Control Quality
The process of checking and documenting the outcomes of quality activities to evaluate performance and confirm that deliverables are complete, accurate, and meet customer needs.
Key Points
- Focuses on inspecting work and deliverables to verify they meet defined quality criteria.
- Relies on tools such as inspections, checklists, sampling, control charts, and testing.
- Generates results like quality measurements, confirmed deliverables, defect logs, and potential change requests.

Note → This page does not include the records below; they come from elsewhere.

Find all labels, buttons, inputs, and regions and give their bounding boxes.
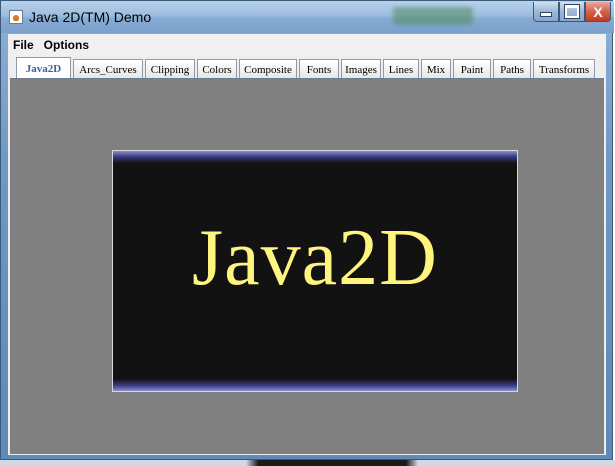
tab-colors[interactable]: Colors <box>197 59 237 79</box>
client-area: File Options Java2D Arcs_Curves Clipping… <box>8 34 606 455</box>
demo-panel: Java2D <box>10 78 604 454</box>
taskbar-edge <box>0 460 615 466</box>
tab-images[interactable]: Images <box>341 59 381 79</box>
close-button[interactable]: X <box>585 2 611 22</box>
tab-java2d[interactable]: Java2D <box>16 57 71 79</box>
tab-mix[interactable]: Mix <box>421 59 451 79</box>
banner-bottom-band <box>113 379 517 391</box>
menu-bar: File Options <box>8 34 606 56</box>
tab-fonts[interactable]: Fonts <box>299 59 339 79</box>
tab-transforms[interactable]: Transforms <box>533 59 595 79</box>
maximize-button[interactable] <box>559 2 585 22</box>
background-window-blur <box>393 7 473 25</box>
tab-strip: Java2D Arcs_Curves Clipping Colors Compo… <box>16 57 597 79</box>
menu-file[interactable]: File <box>8 34 39 56</box>
tab-clipping[interactable]: Clipping <box>145 59 195 79</box>
tab-composite[interactable]: Composite <box>239 59 297 79</box>
tab-paint[interactable]: Paint <box>453 59 491 79</box>
window-title: Java 2D(TM) Demo <box>29 9 152 25</box>
close-icon: X <box>593 3 603 20</box>
tab-lines[interactable]: Lines <box>383 59 419 79</box>
minimize-button[interactable] <box>533 2 559 22</box>
tab-paths[interactable]: Paths <box>493 59 531 79</box>
minimize-icon <box>540 12 552 17</box>
java-cup-icon[interactable] <box>9 10 23 24</box>
menu-options[interactable]: Options <box>39 34 94 56</box>
maximize-icon <box>564 4 580 19</box>
java2d-banner[interactable]: Java2D <box>112 150 518 392</box>
application-window: Java 2D(TM) Demo X File Options Java2D A… <box>0 0 614 460</box>
tab-arcs-curves[interactable]: Arcs_Curves <box>73 59 143 79</box>
banner-text: Java2D <box>192 214 438 302</box>
banner-top-band <box>113 151 517 163</box>
title-bar[interactable]: Java 2D(TM) Demo X <box>1 1 614 33</box>
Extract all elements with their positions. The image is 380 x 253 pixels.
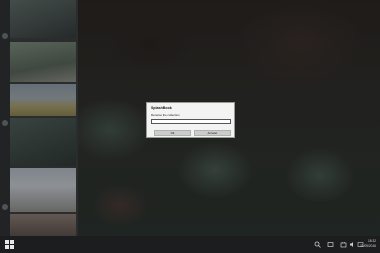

- Occurs during project execution and is distinct from planning quality and improving process design.
Example
On a software project, the team runs system tests, records defects in a log, analyzes a control chart for defect trends, and re-tests fixes. Once a feature passes all acceptance criteria, the team marks the deliverable as confirmed and ready for stakeholder review.
PMP Example Question
During execution, the team performs inspections, documents test results, and compares them against acceptance criteria to ensure the product is correct. Which process are they performing?
- Plan Quality Management
- Manage Quality
- Control Quality
- Validate Scope
Correct Answer: C — Control Quality
Explanation: Control Quality is about measuring, inspecting, and recording results to verify that deliverables meet quality requirements. Manage Quality focuses on process and quality assurance, while Validate Scope is about formal acceptance by the customer.